A redação do JP Agora foi procurada por diversos empresários do ramo farmacêutico para, em conjunto, expressarem o descontentamento da classe para com a sentença proferida recentemente pelo juízo da 2ª Vara Cível de João Pinheiro, na qual ele declara nulo o decreto municipal que define o rodízio de plantões das farmácias da cidade e autoriza a Farmácia Nacional a funcionar em horários livres, de acordo com a sua conveniência.
O principal argumento dos empresários se baseia na experiência que o município já teve com a Drogaria Cristina, que conseguiu autorização junto à prefeitura para funcionar 24 horas, mas não conseguiu se sustentar, deixando a população no prejuízo, já que, naquela oportunidade, o rodízio de plantões foi rompido.

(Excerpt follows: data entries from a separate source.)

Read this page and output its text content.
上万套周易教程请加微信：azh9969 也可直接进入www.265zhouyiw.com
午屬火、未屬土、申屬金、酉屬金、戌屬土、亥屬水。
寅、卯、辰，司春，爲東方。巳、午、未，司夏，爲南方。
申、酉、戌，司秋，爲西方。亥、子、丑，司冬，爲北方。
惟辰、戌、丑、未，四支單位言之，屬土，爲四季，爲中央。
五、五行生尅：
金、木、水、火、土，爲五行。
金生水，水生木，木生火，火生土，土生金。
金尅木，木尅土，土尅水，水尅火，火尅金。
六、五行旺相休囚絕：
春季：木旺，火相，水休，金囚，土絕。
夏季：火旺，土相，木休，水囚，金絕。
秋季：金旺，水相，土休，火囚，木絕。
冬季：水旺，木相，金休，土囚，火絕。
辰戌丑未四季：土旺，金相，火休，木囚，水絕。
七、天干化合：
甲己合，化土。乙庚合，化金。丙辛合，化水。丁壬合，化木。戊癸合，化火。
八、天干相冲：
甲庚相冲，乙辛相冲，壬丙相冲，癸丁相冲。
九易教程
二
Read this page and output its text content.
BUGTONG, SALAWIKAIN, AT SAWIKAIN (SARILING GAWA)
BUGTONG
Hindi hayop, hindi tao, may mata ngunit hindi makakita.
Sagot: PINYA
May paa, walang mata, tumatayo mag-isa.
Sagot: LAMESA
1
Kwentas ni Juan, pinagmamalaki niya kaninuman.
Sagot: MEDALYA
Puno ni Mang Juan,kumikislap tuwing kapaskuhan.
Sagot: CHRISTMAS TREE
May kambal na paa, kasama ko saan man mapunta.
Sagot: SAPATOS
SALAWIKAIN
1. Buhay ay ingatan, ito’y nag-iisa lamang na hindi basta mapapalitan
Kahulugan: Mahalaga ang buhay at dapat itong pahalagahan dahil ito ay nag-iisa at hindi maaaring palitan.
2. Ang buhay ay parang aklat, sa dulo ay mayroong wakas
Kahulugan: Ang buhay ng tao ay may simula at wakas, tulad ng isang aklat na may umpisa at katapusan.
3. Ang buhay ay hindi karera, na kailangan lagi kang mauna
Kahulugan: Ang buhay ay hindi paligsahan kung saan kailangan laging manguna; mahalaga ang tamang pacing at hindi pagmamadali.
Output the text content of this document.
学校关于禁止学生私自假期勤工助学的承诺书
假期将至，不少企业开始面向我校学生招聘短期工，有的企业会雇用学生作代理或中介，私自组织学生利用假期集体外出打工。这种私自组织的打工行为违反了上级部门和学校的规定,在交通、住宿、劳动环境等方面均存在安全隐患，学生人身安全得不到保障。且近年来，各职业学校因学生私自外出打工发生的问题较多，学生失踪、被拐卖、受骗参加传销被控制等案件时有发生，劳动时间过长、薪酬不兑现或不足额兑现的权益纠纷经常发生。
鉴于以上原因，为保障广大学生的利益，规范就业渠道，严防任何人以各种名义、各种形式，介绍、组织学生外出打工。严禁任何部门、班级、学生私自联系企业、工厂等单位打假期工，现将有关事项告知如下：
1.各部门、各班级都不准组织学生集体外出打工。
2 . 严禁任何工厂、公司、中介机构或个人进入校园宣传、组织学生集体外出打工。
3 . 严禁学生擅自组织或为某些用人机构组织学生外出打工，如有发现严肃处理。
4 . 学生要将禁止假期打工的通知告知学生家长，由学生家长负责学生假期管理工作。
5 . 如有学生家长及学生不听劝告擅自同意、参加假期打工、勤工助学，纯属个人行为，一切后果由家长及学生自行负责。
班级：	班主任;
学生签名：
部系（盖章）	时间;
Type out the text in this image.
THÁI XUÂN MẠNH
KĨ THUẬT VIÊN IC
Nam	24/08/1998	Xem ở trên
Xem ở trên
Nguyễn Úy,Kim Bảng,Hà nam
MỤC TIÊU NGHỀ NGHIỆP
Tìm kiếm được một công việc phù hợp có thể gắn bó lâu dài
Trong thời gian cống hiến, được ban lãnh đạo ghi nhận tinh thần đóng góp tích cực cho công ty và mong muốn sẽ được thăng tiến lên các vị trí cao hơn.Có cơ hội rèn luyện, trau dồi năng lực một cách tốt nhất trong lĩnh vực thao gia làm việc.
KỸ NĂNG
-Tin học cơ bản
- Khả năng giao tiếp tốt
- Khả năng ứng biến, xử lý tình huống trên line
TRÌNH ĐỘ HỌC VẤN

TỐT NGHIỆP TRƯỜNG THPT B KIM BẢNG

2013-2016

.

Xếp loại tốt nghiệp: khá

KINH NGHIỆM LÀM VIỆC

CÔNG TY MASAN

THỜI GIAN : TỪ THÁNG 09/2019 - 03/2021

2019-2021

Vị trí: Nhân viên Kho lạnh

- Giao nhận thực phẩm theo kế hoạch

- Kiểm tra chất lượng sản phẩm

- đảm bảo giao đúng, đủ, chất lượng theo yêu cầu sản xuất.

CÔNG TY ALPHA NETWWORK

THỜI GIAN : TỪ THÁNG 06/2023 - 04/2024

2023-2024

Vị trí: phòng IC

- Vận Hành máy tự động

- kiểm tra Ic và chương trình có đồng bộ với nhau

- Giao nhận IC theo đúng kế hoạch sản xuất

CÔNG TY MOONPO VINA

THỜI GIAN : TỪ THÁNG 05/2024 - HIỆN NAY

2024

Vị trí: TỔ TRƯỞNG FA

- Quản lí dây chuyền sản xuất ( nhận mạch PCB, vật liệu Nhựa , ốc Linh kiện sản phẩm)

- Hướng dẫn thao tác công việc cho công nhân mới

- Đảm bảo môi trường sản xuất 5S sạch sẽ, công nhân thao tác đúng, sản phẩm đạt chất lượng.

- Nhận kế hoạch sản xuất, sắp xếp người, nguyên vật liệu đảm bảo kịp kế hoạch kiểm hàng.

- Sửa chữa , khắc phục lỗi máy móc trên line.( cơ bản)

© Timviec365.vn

A Lei Municipal 1.741 dispõe que as farmácias poderão funcionar em João Pinheiro das 07 às 20 horas durante a semana e das 07 às 13 horas nos finais de semana. O funcionamento depois desse horário é decidido entre as farmácias através de uma espécie de acordo coletivo, o qual, para 2020 a janeiro de 2021, tomou força de lei através do Decreto 030/2020, publicado pela Prefeitura Municipal de João Pinheiro.
Este acordo foi realizado em reunião, com a presença de representantes de todas as farmácias, da administração municipal e da vigilância sanitária. Para 2020 e 2021, um representante da Farmácia Nacional estava presente e concordou com o regime de plantões na modalidade de rodízio, mas, passados alguns meses, a rede de farmácias em referência impetrou um mandado de segurança contra o referido decreto.
Na sentença, o Juiz de Direito Rodrigo Martins Faria entendeu que cabe ao município legislar sobre os horários de funcionamento dos estabelecimentos comerciais, mas o decreto, segundo ele, viola o livre exercício comercial e os interesses dos munícipes, o que motivou a declaração da nulidade do decreto para garantir a liberdade de horários e dias de funcionamento. A sentença, entretanto, não transitou em julgado, o que impede a Farmácia Nacional de descumprir o decreto e a lei municipal. Os impetrados interpuseram recurso.
No recurso, os argumentos apresentados são justamente aqueles defendidos pelos demais farmacêuticos, começando pelo fato do decreto ser reflexo da vontade da maioria registrada em ata após debaterem sobre o assunto, bem como em razão do exemplo da Drogaria Cristina, que se instalou na cidade e não conseguiu se manter, deixando os pinheirenses no prejuízo até que o sistema de rodízio se normalizasse.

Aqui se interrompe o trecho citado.